The herniated disc and the treatment
Many people are convinced that every herniated disc must be treated surgically. In fact, however, surgery is rarely necessary, since many courses of the disease can already be improved by a suitable, conservative therapy have a sufficient influence. Physiotherapy, pain-relieving medication as well as medical aids such as orthoses or bandages play an important role here. In the end, only five percent of all herniated discs in Germany are operated on. While some time ago strict bed rest and the so-called step positioning were recommended in the case of a herniated disc, today doctors increasingly advise the continuation of normal, light everyday activity. But in order to make movement possible again for those affected in the first place, painkilling and anti-inflammatory medications are used. Heat applications such as mud, mud or red light support the effect of painkillers.
As soon as an almost pain-free movement is possible again, the medicinal treatment is accompanied by physiotherapeutic exercises and, if necessary, by massages or movement therapy in water.
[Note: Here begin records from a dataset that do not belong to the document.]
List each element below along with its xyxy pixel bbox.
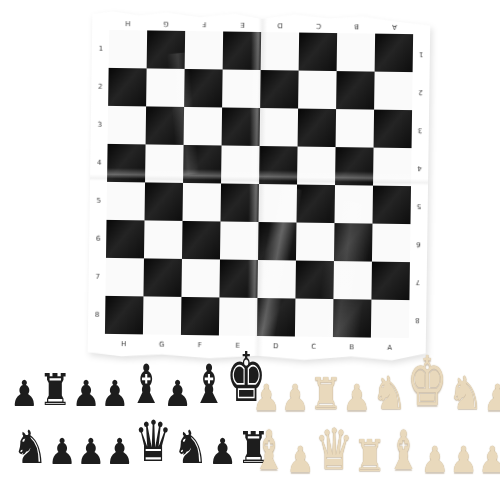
rank-label-cell: 2 bbox=[413, 72, 428, 110]
square-a5 bbox=[372, 186, 411, 225]
square-h4 bbox=[107, 144, 146, 183]
rank-label-cell: 8 bbox=[410, 300, 425, 338]
rank-label-cell: 6 bbox=[91, 220, 106, 258]
rank-label-cell: 3 bbox=[93, 106, 108, 144]
square-c7 bbox=[295, 261, 334, 300]
square-g5 bbox=[145, 182, 184, 221]
black-pawn-piece: ♟ bbox=[77, 434, 106, 470]
white-pieces-row-1: ♟♟♜♟♞♚♞♟ bbox=[252, 350, 492, 416]
square-d3 bbox=[260, 108, 299, 147]
square-d2 bbox=[260, 70, 299, 109]
black-knight-piece: ♞ bbox=[172, 424, 208, 470]
square-c1 bbox=[299, 33, 338, 72]
file-label: B bbox=[354, 22, 359, 29]
white-rook-piece: ♜ bbox=[353, 434, 386, 478]
square-d5 bbox=[258, 184, 297, 223]
file-label: D bbox=[273, 343, 278, 350]
rank-label: 8 bbox=[95, 311, 100, 318]
rank-label: 7 bbox=[415, 278, 420, 285]
square-d7 bbox=[257, 260, 296, 299]
rank-label: 6 bbox=[416, 240, 421, 247]
black-queen-piece: ♛ bbox=[134, 413, 173, 470]
black-knight-piece: ♞ bbox=[12, 424, 48, 470]
square-b3 bbox=[336, 109, 375, 148]
square-f5 bbox=[183, 183, 222, 222]
file-label: G bbox=[164, 19, 170, 26]
square-c5 bbox=[296, 185, 335, 224]
black-pawn-piece: ♟ bbox=[208, 434, 237, 470]
rank-label: 1 bbox=[419, 50, 424, 57]
square-h2 bbox=[108, 68, 147, 107]
black-pawn-piece: ♟ bbox=[163, 376, 192, 412]
black-pawn-piece: ♟ bbox=[48, 434, 77, 470]
rank-label-cell: 2 bbox=[93, 68, 108, 106]
black-pieces-row-2: ♞♟♟♟♛♞♟♜ bbox=[12, 414, 250, 470]
square-c6 bbox=[296, 223, 335, 262]
rank-label: 4 bbox=[417, 164, 422, 171]
square-e5 bbox=[221, 183, 260, 222]
white-king-piece: ♚ bbox=[407, 348, 447, 416]
file-label-cell: G bbox=[147, 15, 185, 30]
file-label-cell: D bbox=[261, 17, 299, 32]
square-g7 bbox=[143, 258, 182, 297]
square-b5 bbox=[334, 185, 373, 224]
file-label: H bbox=[121, 341, 126, 348]
square-g1 bbox=[147, 30, 186, 69]
white-pawn-piece: ♟ bbox=[252, 380, 281, 416]
square-f7 bbox=[181, 259, 220, 298]
square-f6 bbox=[182, 221, 221, 260]
file-label: E bbox=[240, 20, 245, 27]
rank-label-cell: 1 bbox=[94, 30, 109, 68]
square-a6 bbox=[372, 224, 411, 263]
rank-label: 5 bbox=[416, 202, 421, 209]
rank-label: 3 bbox=[98, 121, 103, 128]
chess-mat-wrapper: HGFEDCBA HGFEDCBA 12345678 12345678 bbox=[88, 10, 431, 363]
rank-label-cell: 4 bbox=[92, 144, 107, 182]
file-label: C bbox=[316, 21, 321, 28]
square-e7 bbox=[219, 259, 258, 298]
file-label-cell: F bbox=[185, 16, 223, 31]
white-pawn-piece: ♟ bbox=[483, 380, 500, 416]
square-c3 bbox=[298, 109, 337, 148]
square-b1 bbox=[337, 33, 376, 72]
square-d4 bbox=[259, 146, 298, 185]
square-d6 bbox=[258, 222, 297, 261]
square-e8 bbox=[219, 297, 258, 336]
rank-label: 6 bbox=[96, 235, 101, 242]
square-d1 bbox=[261, 32, 300, 71]
rank-label-cell: 4 bbox=[412, 148, 427, 186]
square-f2 bbox=[184, 69, 223, 108]
rank-label-cell: 7 bbox=[410, 262, 425, 300]
white-bishop-piece: ♝ bbox=[252, 424, 286, 478]
square-h1 bbox=[109, 30, 148, 69]
rank-label: 7 bbox=[95, 273, 100, 280]
rank-labels-right: 12345678 bbox=[410, 34, 428, 338]
square-h7 bbox=[105, 258, 144, 297]
file-label-cell: E bbox=[223, 16, 261, 31]
square-f8 bbox=[181, 297, 220, 336]
square-b7 bbox=[333, 261, 372, 300]
white-knight-piece: ♞ bbox=[447, 370, 483, 416]
square-b2 bbox=[336, 71, 375, 110]
square-c2 bbox=[298, 71, 337, 110]
square-b6 bbox=[334, 223, 373, 262]
rank-label: 8 bbox=[415, 316, 420, 323]
rank-label: 5 bbox=[96, 197, 101, 204]
file-label: F bbox=[202, 20, 206, 27]
square-h6 bbox=[106, 220, 145, 259]
white-queen-piece: ♛ bbox=[315, 421, 354, 478]
square-g8 bbox=[143, 296, 182, 335]
square-a7 bbox=[371, 262, 410, 301]
rank-label-cell: 5 bbox=[92, 182, 107, 220]
rank-label: 3 bbox=[418, 126, 423, 133]
file-label: A bbox=[392, 22, 397, 29]
square-d8 bbox=[257, 298, 296, 337]
square-a2 bbox=[374, 72, 413, 111]
square-e3 bbox=[222, 107, 261, 146]
black-pawn-piece: ♟ bbox=[10, 376, 39, 412]
square-h3 bbox=[108, 106, 147, 145]
file-label-cell: H bbox=[109, 15, 147, 30]
white-pawn-piece: ♟ bbox=[343, 380, 372, 416]
black-pawn-piece: ♟ bbox=[72, 376, 101, 412]
square-a1 bbox=[375, 34, 414, 73]
rank-label-cell: 6 bbox=[411, 224, 426, 262]
rank-label: 2 bbox=[98, 83, 103, 90]
file-label: H bbox=[126, 19, 131, 26]
square-h8 bbox=[105, 296, 144, 335]
square-a3 bbox=[374, 110, 413, 149]
white-pieces-row-2: ♝♟♛♜♝♟♟♟ bbox=[252, 422, 488, 478]
black-pawn-piece: ♟ bbox=[105, 434, 134, 470]
rank-label-cell: 3 bbox=[413, 110, 428, 148]
white-knight-piece: ♞ bbox=[371, 370, 407, 416]
square-f1 bbox=[185, 31, 224, 70]
file-label-cell: B bbox=[337, 18, 375, 33]
square-e6 bbox=[220, 221, 259, 260]
rank-label-cell: 1 bbox=[414, 34, 429, 72]
rank-label-cell: 8 bbox=[90, 296, 105, 334]
black-pawn-piece: ♟ bbox=[101, 376, 130, 412]
file-label-cell: A bbox=[375, 19, 413, 34]
square-g2 bbox=[146, 68, 185, 107]
black-rook-piece: ♜ bbox=[39, 368, 72, 412]
white-pawn-piece: ♟ bbox=[478, 442, 500, 478]
square-e2 bbox=[222, 69, 261, 108]
square-f4 bbox=[183, 145, 222, 184]
black-bishop-piece: ♝ bbox=[129, 358, 163, 412]
file-label: D bbox=[278, 21, 283, 28]
square-f3 bbox=[184, 107, 223, 146]
rank-label: 1 bbox=[99, 45, 104, 52]
square-g4 bbox=[145, 144, 184, 183]
white-rook-piece: ♜ bbox=[309, 372, 342, 416]
white-pawn-piece: ♟ bbox=[286, 442, 315, 478]
white-pawn-piece: ♟ bbox=[421, 442, 450, 478]
square-e4 bbox=[221, 145, 260, 184]
white-pawn-piece: ♟ bbox=[281, 380, 310, 416]
square-b8 bbox=[333, 299, 372, 338]
black-bishop-piece: ♝ bbox=[192, 358, 226, 412]
square-b4 bbox=[335, 147, 374, 186]
rank-label-cell: 7 bbox=[90, 258, 105, 296]
square-g6 bbox=[144, 220, 183, 259]
white-pawn-piece: ♟ bbox=[449, 442, 478, 478]
product-photo: HGFEDCBA HGFEDCBA 12345678 12345678 ♟♜♟♟… bbox=[0, 0, 500, 500]
square-h5 bbox=[107, 182, 146, 221]
white-bishop-piece: ♝ bbox=[387, 424, 421, 478]
square-e1 bbox=[223, 31, 262, 70]
chess-mat: HGFEDCBA HGFEDCBA 12345678 12345678 bbox=[88, 10, 431, 363]
square-c4 bbox=[297, 147, 336, 186]
square-g3 bbox=[146, 106, 185, 145]
square-a8 bbox=[371, 300, 410, 339]
rank-label-cell: 5 bbox=[411, 186, 426, 224]
file-label-cell: C bbox=[299, 18, 337, 33]
rank-label: 2 bbox=[418, 88, 423, 95]
black-pieces-row-1: ♟♜♟♟♝♟♝♚ bbox=[10, 348, 252, 412]
chess-board-grid bbox=[105, 30, 413, 338]
square-c8 bbox=[295, 299, 334, 338]
square-a4 bbox=[373, 148, 412, 187]
rank-label: 4 bbox=[97, 159, 102, 166]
In the case of a herniated disc that progresses without complications, physiotherapy is carried out over a period of about six to eight weeks. In addition, a rehabilitation measure of several weeks may be necessary afterwards.
During this period, medical bandages or orthoses can provide powerful support for the spine during both physiotherapy and everyday movements, thus helping to relieve pain. If the symptoms do not improve after several weeks of conservative therapy, the treating physician will probably recommend surgery after all.
However, surgery always carries risks. For example, surgery on the intervertebral discs in the lumbar spine can result in an incisional hernia, abdominal wall hernia or intestinal paralysis. During disc surgery on the cervical spine, nerve irritation can occur, among other things. In rare cases, permanent hoarseness may occur. In addition, there are the general complications that can accompany surgery, such as wound healing disorders or thrombosis.